Q-Chem Webinar 48

The ezSpectra Suite: An easy-to-use Toolkit for Spectroscopy Modeling

Dr. Samer Gozem
Presented by Dr. Samer Gozem on

Samer Gozem is an Assistant Professor of Chemistry at Georgia State University. He completed his B.S. in Chemistry in 2008 at the American University of Beirut in Lebanon and his Ph.D. in Photochemical Sciences in 2013 at Bowling Green State University, where we worked with Prof. Massimo Olivucci on modeling biological photoreceptors with hybrid quantum mechanical/molecular mechanical methods. Samer then carried out his postdoctoral training at the University of Southern California with Prof. Anna Krylov, where he worked on modeling photoionization and photodetachment processes. He joined the faculty at Georgia State University in 2017. His interests include using both classical and quantum mechanics to study light-responsive chemical and biological systems.

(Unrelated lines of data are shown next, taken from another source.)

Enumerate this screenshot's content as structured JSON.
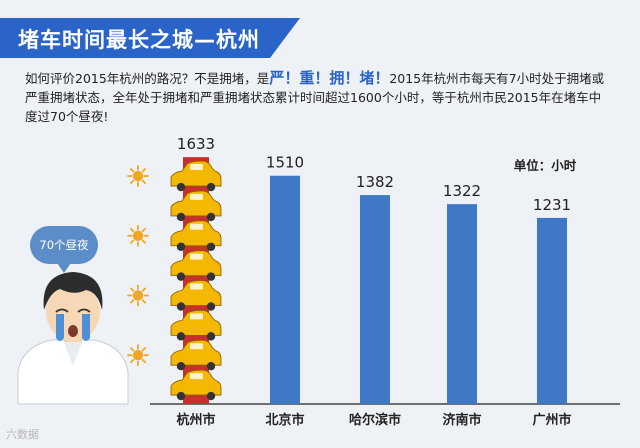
{
  "header": {
    "title": "堵车时间最长之城—杭州"
  },
  "intro": {
    "part1": "如何评价2015年杭州的路况？不是拥堵，是",
    "emphasis": "严！重！拥！堵！",
    "part2": "2015年杭州市每天有7小时处于拥堵或严重拥堵状态，全年处于拥堵和严重拥堵状态累计时间超过1600个小时，等于杭州市民2015年在堵车中度过70个昼夜!"
  },
  "speech_bubble": "70个昼夜",
  "watermark": "六数据",
  "colors": {
    "banner": "#2a64c8",
    "bar": "#3f79c6",
    "hangzhou_stripe": "#c9302c",
    "taxi": "#f5b800",
    "sun": "#f2a623",
    "bubble": "#5b8ec9"
  },
  "icons": [
    "sun-icon",
    "moon-icon",
    "taxi-icon",
    "crying-man-illustration"
  ],
  "chart_data": {
    "type": "bar",
    "categories": [
      "杭州市",
      "北京市",
      "哈尔滨市",
      "济南市",
      "广州市"
    ],
    "values": [
      1633,
      1510,
      1382,
      1322,
      1231
    ],
    "unit_label": "单位：小时",
    "ylim": [
      0,
      1700
    ],
    "grid": false,
    "highlight_category": "杭州市"
  }
}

ABSTRACT: A molecule’s spectrum is a unique fingerprint that identifies it and characterizes its molecular and electronic structure. Electronic structure calculations provide key parameters for interpreting these spectra. However, modeling of spectra rarely ends at the electronic structure calculations; it often requires additional steps, which entail combined treatments of electronic and nuclear degrees of freedom and accounting for specifics of the experimental setup (light energy, polarization, averaging over molecular orientations, etc.).

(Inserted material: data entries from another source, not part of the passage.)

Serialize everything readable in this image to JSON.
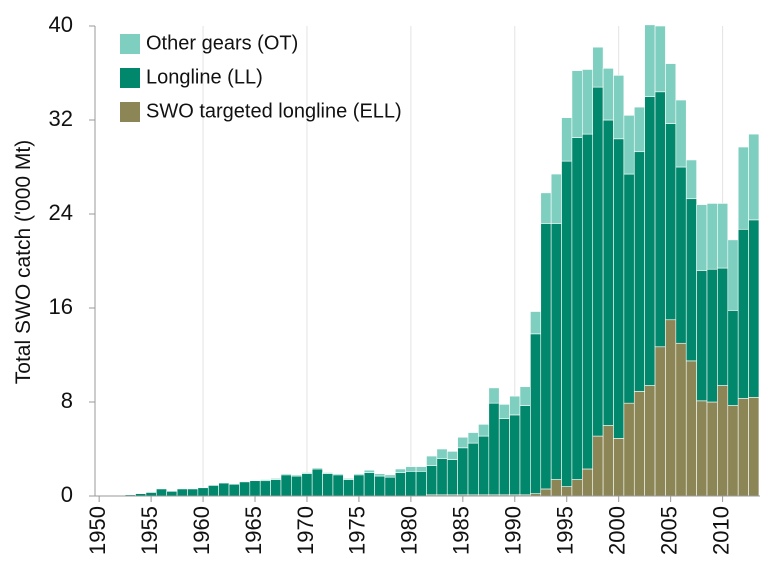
{
  "chart_data": {
    "type": "stacked-bar",
    "y_label": "Total SWO catch ('000 Mt)",
    "x": [
      1950,
      1951,
      1952,
      1953,
      1954,
      1955,
      1956,
      1957,
      1958,
      1959,
      1960,
      1961,
      1962,
      1963,
      1964,
      1965,
      1966,
      1967,
      1968,
      1969,
      1970,
      1971,
      1972,
      1973,
      1974,
      1975,
      1976,
      1977,
      1978,
      1979,
      1980,
      1981,
      1982,
      1983,
      1984,
      1985,
      1986,
      1987,
      1988,
      1989,
      1990,
      1991,
      1992,
      1993,
      1994,
      1995,
      1996,
      1997,
      1998,
      1999,
      2000,
      2001,
      2002,
      2003,
      2004,
      2005,
      2006,
      2007,
      2008,
      2009,
      2010,
      2011,
      2012,
      2013
    ],
    "series": [
      {
        "name": "SWO targeted longline (ELL)",
        "color": "#8c8656",
        "values": [
          0,
          0,
          0,
          0,
          0,
          0,
          0,
          0,
          0,
          0,
          0,
          0,
          0,
          0,
          0,
          0,
          0,
          0,
          0,
          0,
          0,
          0,
          0,
          0,
          0,
          0,
          0,
          0,
          0,
          0,
          0,
          0,
          0.1,
          0.1,
          0.1,
          0.1,
          0.1,
          0.1,
          0.1,
          0.1,
          0.1,
          0.1,
          0.2,
          0.6,
          1.4,
          0.8,
          1.4,
          2.3,
          5.1,
          6.0,
          4.9,
          7.9,
          8.9,
          9.4,
          12.7,
          15.0,
          13.0,
          11.5,
          8.1,
          8.0,
          9.4,
          7.7,
          8.3,
          8.4
        ]
      },
      {
        "name": "Longline (LL)",
        "color": "#00876c",
        "values": [
          0,
          0,
          0,
          0.1,
          0.2,
          0.3,
          0.6,
          0.4,
          0.6,
          0.6,
          0.7,
          0.9,
          1.1,
          1.0,
          1.2,
          1.3,
          1.3,
          1.4,
          1.8,
          1.7,
          1.9,
          2.3,
          1.9,
          1.8,
          1.4,
          1.8,
          2.0,
          1.7,
          1.6,
          2.0,
          2.1,
          2.1,
          2.5,
          3.1,
          3.0,
          4.0,
          4.4,
          5.0,
          7.8,
          6.5,
          6.8,
          7.6,
          13.6,
          22.6,
          21.8,
          27.7,
          29.1,
          28.5,
          29.7,
          26.0,
          25.5,
          19.5,
          20.4,
          24.6,
          21.7,
          16.7,
          15.0,
          13.8,
          11.1,
          11.3,
          10.0,
          8.1,
          14.4,
          15.1
        ]
      },
      {
        "name": "Other gears (OT)",
        "color": "#7fcfc0",
        "values": [
          0,
          0,
          0,
          0,
          0,
          0,
          0,
          0,
          0,
          0,
          0,
          0,
          0,
          0,
          0,
          0,
          0.1,
          0.1,
          0.1,
          0.1,
          0.1,
          0.1,
          0.1,
          0.1,
          0.1,
          0.1,
          0.2,
          0.2,
          0.2,
          0.3,
          0.4,
          0.4,
          0.8,
          0.8,
          0.7,
          0.9,
          0.9,
          1.0,
          1.3,
          1.2,
          1.6,
          1.6,
          1.9,
          2.6,
          4.2,
          3.7,
          5.7,
          5.5,
          3.4,
          4.4,
          5.4,
          5.0,
          3.8,
          6.1,
          5.6,
          5.1,
          5.7,
          3.3,
          5.6,
          5.6,
          5.5,
          6.0,
          7.0,
          7.3
        ]
      }
    ],
    "xlim": [
      1949.6,
      2013.6
    ],
    "xticks": [
      1950,
      1955,
      1960,
      1965,
      1970,
      1975,
      1980,
      1985,
      1990,
      1995,
      2000,
      2005,
      2010
    ],
    "ylim": [
      0,
      40
    ],
    "yticks": [
      0,
      8,
      16,
      24,
      32,
      40
    ],
    "grid": "x",
    "legend": "upper left"
  }
}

In this webinar, we will introduce ezFCF (formerly ezSpectrum) and ezDyson. Both codes can be downloaded from http://iopenshell.usc.edu/downloads​. ezFCF calculates stick excitation or photoelectron/photodetachment spectra for polyatomic molecules within the double–harmonic approximation. ezDyson calculates absolute photodetachment/ photoionization cross-sections, photoelectron angular distributions (PADs), and anisotropy parameters (beta) using Dyson orbitals computed by an ab initio program. The webinar will cover how to use these programs with Q-Chem to simulate UV/vis absorption spectra, photoionization spectra, and photoelectron anisotropies.